Greg Sargent writes for The New Republic:
President Biden’s brain trust appears confident that
he will ultimately prevail over Donald Trump due to the threat Trump poses to
our constitutional system. By November, the election’s “focus will become
overwhelmingly on democracy,” one top Biden adviser told The New Yorker, adding that “the biggest
images in people’s minds are going to be of January 6th.”
If so, the Biden campaign had better get cracking.
Some new polling from a top Democratic pollster finds
mixed news for Team Biden on this front: Large swaths of voters appear to have
little awareness of some of Trump’s clearest statements of hostility to
democracy and intent to impose authoritarian rule in a second term, from
his vow to be “dictator for one day” to his vague threat to enact “termination” of provisions in
the Constitution.
That’s maddening for obvious reasons. But it also
presents the Biden campaign with an opportunity. If voters are unaware of all
these statements, there’s plenty of time to make voters aware of
them—and the polling also finds that these statements, when aired to
respondents, shift them against Trump.
The survey—which was conducted by veteran Democratic
pollster Geoff Garin for the group Save My Country and shared with The New
Republic—did something novel. It polled 400 voters in each of three swing
states—Arizona, Michigan, and Pennsylvania—and weighted them in proportion with
each state’s Electoral College votes. It omitted respondents who voted for
Trump in 2020 and also said Biden didn’t legitimately win.
In short, the poll was designed to survey voters who
are genuinely gettable for Biden. The poll asked them about 10 of Trump’s most
authoritarian statements, including: the two mentioned above, Trump’s claim that immigrants are “poisoning the blood of our
country,” his vow to pardon rioters who attacked the Capitol,
his promise to prosecute the Biden family without cause,
his threat to inflict mass persecution on the “vermin”
opposition, and a few more.
Result? “Only 31 percent of respondents said they
previously had heard a lot about these statements by Trump,” the memo
accompanying the poll concluded.
The good news for Biden is that when respondents were
presented with these quotes, it prompted a rise in Trump’s negatives.

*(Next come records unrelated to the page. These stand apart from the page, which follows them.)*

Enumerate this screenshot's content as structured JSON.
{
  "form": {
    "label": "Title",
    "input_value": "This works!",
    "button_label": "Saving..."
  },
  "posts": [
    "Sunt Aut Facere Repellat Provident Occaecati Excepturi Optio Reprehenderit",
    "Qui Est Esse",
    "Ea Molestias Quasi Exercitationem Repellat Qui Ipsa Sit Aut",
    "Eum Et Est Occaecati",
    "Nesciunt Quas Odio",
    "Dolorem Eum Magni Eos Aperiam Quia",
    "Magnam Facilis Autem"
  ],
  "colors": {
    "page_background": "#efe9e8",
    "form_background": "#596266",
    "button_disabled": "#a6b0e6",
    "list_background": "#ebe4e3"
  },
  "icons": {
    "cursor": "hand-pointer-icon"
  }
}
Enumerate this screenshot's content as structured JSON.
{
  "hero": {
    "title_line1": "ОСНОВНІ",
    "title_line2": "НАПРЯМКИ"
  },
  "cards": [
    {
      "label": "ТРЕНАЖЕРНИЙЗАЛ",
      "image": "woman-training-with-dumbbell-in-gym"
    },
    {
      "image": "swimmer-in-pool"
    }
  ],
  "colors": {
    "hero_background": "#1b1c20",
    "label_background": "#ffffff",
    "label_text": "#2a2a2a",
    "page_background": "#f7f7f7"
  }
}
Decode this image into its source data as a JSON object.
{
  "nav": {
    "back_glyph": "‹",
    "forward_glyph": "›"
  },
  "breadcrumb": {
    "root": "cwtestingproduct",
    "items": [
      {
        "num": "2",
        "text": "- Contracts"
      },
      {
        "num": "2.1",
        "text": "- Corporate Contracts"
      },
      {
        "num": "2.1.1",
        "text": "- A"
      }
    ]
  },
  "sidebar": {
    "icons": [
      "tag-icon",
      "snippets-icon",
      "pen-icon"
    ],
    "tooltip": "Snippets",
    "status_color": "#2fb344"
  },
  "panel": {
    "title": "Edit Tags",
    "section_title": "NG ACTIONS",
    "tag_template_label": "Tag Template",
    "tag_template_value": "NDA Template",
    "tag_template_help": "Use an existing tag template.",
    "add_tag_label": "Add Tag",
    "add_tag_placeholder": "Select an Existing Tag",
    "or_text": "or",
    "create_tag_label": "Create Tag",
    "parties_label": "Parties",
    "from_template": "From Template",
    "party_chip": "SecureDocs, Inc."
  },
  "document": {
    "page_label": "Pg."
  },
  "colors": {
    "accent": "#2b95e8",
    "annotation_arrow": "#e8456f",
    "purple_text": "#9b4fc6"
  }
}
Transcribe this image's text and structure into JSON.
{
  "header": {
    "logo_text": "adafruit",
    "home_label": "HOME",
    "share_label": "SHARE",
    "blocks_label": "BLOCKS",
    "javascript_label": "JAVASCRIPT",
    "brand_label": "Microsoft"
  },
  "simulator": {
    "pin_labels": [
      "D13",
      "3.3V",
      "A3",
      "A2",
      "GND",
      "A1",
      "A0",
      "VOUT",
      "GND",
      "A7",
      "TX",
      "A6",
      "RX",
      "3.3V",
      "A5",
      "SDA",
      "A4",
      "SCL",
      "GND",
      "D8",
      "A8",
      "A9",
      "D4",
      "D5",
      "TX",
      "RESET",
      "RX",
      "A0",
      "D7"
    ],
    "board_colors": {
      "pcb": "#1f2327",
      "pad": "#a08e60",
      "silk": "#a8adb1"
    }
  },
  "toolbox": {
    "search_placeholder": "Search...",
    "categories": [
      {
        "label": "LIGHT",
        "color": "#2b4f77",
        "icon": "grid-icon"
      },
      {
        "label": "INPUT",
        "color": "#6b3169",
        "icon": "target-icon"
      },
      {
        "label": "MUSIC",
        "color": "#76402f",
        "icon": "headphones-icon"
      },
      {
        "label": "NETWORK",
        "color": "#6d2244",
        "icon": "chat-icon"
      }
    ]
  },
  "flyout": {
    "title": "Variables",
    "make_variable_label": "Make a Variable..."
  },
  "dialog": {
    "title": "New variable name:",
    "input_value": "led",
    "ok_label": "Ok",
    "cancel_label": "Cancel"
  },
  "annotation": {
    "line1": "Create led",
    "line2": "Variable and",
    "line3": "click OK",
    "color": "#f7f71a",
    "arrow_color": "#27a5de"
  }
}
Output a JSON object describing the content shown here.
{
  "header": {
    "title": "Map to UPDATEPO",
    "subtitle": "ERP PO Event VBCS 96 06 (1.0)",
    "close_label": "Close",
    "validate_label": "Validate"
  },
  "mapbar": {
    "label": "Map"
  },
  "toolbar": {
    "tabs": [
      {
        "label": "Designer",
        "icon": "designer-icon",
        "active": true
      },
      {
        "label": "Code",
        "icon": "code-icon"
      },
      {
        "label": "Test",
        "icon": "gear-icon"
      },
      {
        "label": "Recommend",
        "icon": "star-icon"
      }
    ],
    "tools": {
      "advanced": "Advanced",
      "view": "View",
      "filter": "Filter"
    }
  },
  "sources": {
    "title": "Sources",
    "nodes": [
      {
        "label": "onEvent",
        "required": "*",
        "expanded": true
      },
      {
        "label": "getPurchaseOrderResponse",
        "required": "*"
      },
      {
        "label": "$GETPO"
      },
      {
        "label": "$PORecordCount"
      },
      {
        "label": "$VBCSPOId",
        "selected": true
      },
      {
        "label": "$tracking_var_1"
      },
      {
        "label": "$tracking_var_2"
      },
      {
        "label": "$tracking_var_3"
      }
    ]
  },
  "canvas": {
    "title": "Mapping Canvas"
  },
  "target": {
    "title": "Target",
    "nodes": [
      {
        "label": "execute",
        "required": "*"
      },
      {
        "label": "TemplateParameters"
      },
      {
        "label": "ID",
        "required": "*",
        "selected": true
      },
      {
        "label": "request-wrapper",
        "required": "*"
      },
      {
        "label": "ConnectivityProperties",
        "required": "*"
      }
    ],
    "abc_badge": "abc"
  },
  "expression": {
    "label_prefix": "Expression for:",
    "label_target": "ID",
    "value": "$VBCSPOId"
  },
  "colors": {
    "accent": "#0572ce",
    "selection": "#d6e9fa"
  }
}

For
instance, after hearing them, the percentage who see him as “out for revenge”
jumped by five points, the percentage who see him as “dangerous” rose by nine points,
and the percentage who see him as a “dictator” climbed by seven points.
“This is an opportunity to move voters and change the
race,” Garin told me, noting that this shows that current public polling, which
has Biden down to Trump, is “not set in concrete.”
If this Democratic polling is right, it might help
explain a dynamic that has perplexed observers. The latest New York Times poll finds Biden trailing Trump by five points among
registered voters even as 53 percent think he committed serious crimes.
Yet voters may still see Trump’s (alleged) criminality
as a theoretical proposition, without connecting it to the type of unbound,
lawless presidency he has told us he’d preside over—in his own words.
Indeed, the poll from Save My Country finds that after
voters are presented with these statements, the percentage of those who view
Trump unfavorably jumps five points, from 53 percent to 58 percent, and 69
percent say Trump will bring “chaos to the presidency and our country.”
In other words, when voters are presented with
evidence straight from Trump’s own mouth, they see an authoritarian second term
as very plausible.
In one sense, the lack of voter awareness of Trump’s
“dictator” threats shows that the Biden campaign and Democrats don’t appear to
have succeeded in making voters aware of the menace Trump poses. Perhaps their
messaging has yet to work, or maybe the party has not seriously used the levers of power at its disposal to
highlight Trump’s staggering corruption and malice.
But if this polling is right, one explanation
that doesn’t seem as plausible is that voters don’t care about these
matters. In fact, all this might in some ways validate one of the Biden camp’s
frequent claims—that voters are so checked out that they aren’t seriously aware
of the threat a second Trump term poses.
The new polling also counters a well-worn refrain from
skittish, nonconfrontational Democrats. They sometimes say Trump’s negatives
are so well known—or “baked in,” as campaign jargon puts it—that there’s no
sense in spending much time on his authoritarian outbursts, affection for
political violence, and wide array of (alleged) crimes. Yet all this may in an
important sense constitute new information for untold numbers of voters.
“Trump’s negatives are not baked into the cake at
all,” Garin told me. Fortunately for the Biden camp, between now and Election
Day there are some eight months to fire up the campaign crucible and ensure
that they do get baked in—good and hard.